Un appel pour partir, un appel pour rester

 decision

 

par Dany GOUNON

 

 

 

 

« Rien ne me préparait à devenir missionnaire … »


C’est par ces mots, qu’il y a quelques années, je débutais le récit de mon départ au Tchad.


Existerait-il une filière obligée pour « partir » au service de Dieu ? A l’évidence, non ! Apparemment rien, dans ma vie, mon entourage, l’Eglise que nous fréquentions, ne paraissait m’y conduire, et ce fut par une conversation, entendue fortuitement – fortuitement ! – que le plan de Dieu pour ma vie s’est dessiné. Il en fut autrement pour ma collègue Christiane Bouttet de Roanne qui partit en même temps que moi : dans une assemblée bien engagée, visitée régulièrement par des missionnaires, la conviction que c’était là son chemin grandit peu à peu en elle, sans qu’elle puisse en préciser le moment exact.
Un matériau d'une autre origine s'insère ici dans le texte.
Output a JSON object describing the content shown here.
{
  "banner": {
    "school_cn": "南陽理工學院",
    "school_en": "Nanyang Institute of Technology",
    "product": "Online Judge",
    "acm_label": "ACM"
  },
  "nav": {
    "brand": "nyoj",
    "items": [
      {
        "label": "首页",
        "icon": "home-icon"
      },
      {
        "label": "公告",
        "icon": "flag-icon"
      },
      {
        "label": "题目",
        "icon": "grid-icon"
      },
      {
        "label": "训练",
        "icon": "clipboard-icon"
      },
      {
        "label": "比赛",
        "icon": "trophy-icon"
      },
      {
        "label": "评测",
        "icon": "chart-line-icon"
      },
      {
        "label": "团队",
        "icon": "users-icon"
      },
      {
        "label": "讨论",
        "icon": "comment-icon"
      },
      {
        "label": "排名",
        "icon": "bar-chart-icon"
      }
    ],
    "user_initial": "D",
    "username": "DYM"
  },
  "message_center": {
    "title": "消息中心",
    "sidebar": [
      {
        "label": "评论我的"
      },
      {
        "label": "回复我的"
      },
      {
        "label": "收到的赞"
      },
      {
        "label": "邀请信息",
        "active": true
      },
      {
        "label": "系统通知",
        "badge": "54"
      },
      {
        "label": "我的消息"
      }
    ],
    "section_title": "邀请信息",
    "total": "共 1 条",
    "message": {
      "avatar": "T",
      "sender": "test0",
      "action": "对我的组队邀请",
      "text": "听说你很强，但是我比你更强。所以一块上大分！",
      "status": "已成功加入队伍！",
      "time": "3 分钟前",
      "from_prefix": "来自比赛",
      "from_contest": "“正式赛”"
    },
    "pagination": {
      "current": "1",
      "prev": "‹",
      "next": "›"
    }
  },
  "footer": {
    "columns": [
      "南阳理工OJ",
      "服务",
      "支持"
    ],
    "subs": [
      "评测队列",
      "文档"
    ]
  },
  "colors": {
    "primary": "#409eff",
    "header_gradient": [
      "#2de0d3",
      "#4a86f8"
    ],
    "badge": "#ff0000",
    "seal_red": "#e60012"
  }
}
L’itinéraire de chacun est différent.

 

 

Dieu parle

 

Une chose est sûre. La Bible le dit. Dieu parle et c’est lui qui envoie. Par exemple : Gn 12.1 ; Jr 17.19-20 ; Jn 17.18… Ce sont aussi les ordres d’un Maître à des disciples et ceci nous rappelle l’exigence d’un Maître : l’obéissance.

 

Jésus, dans Luc 9.57-58, tempère d’ailleurs l’enthousiasme d’un homme venu vers lui et prêt à le suivre n’importe où : il y a un prix à payer ! Celui qui veut le suivre doit « s’asseoir », réfléchir à ce que cela implique et ordonner ses affections : « Qui aime père et mère plus que moi… », en Mt 10.37, rappelle aussi l’indispensable ordre de priorité. Un mot enfin : renoncer. Ce n’est pas, comme dit un poème, « renoncer à telle ou telle chose », objet d’un libre choix, pour trouver dans telle autre un dédommagement, mais se renoncer soi. En Marc 8.34, Jésus dit : « Si quelqu’un veut me suivre, qu’il renonce à lui-même, qu’il se charge de sa croix… »

 

Mais le Maître ne laisse pas ses disciples démunis. Il promet de marcher lui-même avec eux : « Je suis avec vous tous les jours » et « le Saint-Esprit descendra sur vous » : sa présence et sa puissance.

 

Du côté du Maître tout est donc clair. Il appelle et il équipe. Ses exigences sont précises. Ses promesses le sont aussi.

 

J’avais grandi auprès de parents chrétiens. Ma foi était réelle, mais sans consécration ni zèle véritable. C’est dans cette tiédeur que Dieu, dans sa grâce, a précisé ce qu’il attendait de moi. Mais mon service va longtemps souffrir de ce manque de vie chrétienne authentique. On ne peut en faire l’économie. Elle précède et prépare toute vie de service. Inconséquente, je restais bénéficiaire de sa grande patience. Comme Jacob, dans Genèse 32, je pouvais dire : « Je suis trop petit(e) pour toute la bienveillance et pour toute la fidélité que tu as témoignées à l’égard de (ta servante) ». Je le dis encore aujourd’hui.

 

 

Ecouter… !

 

Le temps d’un appel plus précis, d’une possibilité qui se présente, d’un questionnement intérieur viendra peut-être. Comprendre puis entrer dans la volonté de Dieu est la règle d’or de toute vie de disciple, dans les petites comme dans les grandes décisions, tant est important le feu vert du Maître : « Etre rempli de la connaissance de sa volonté » (Col 1.9).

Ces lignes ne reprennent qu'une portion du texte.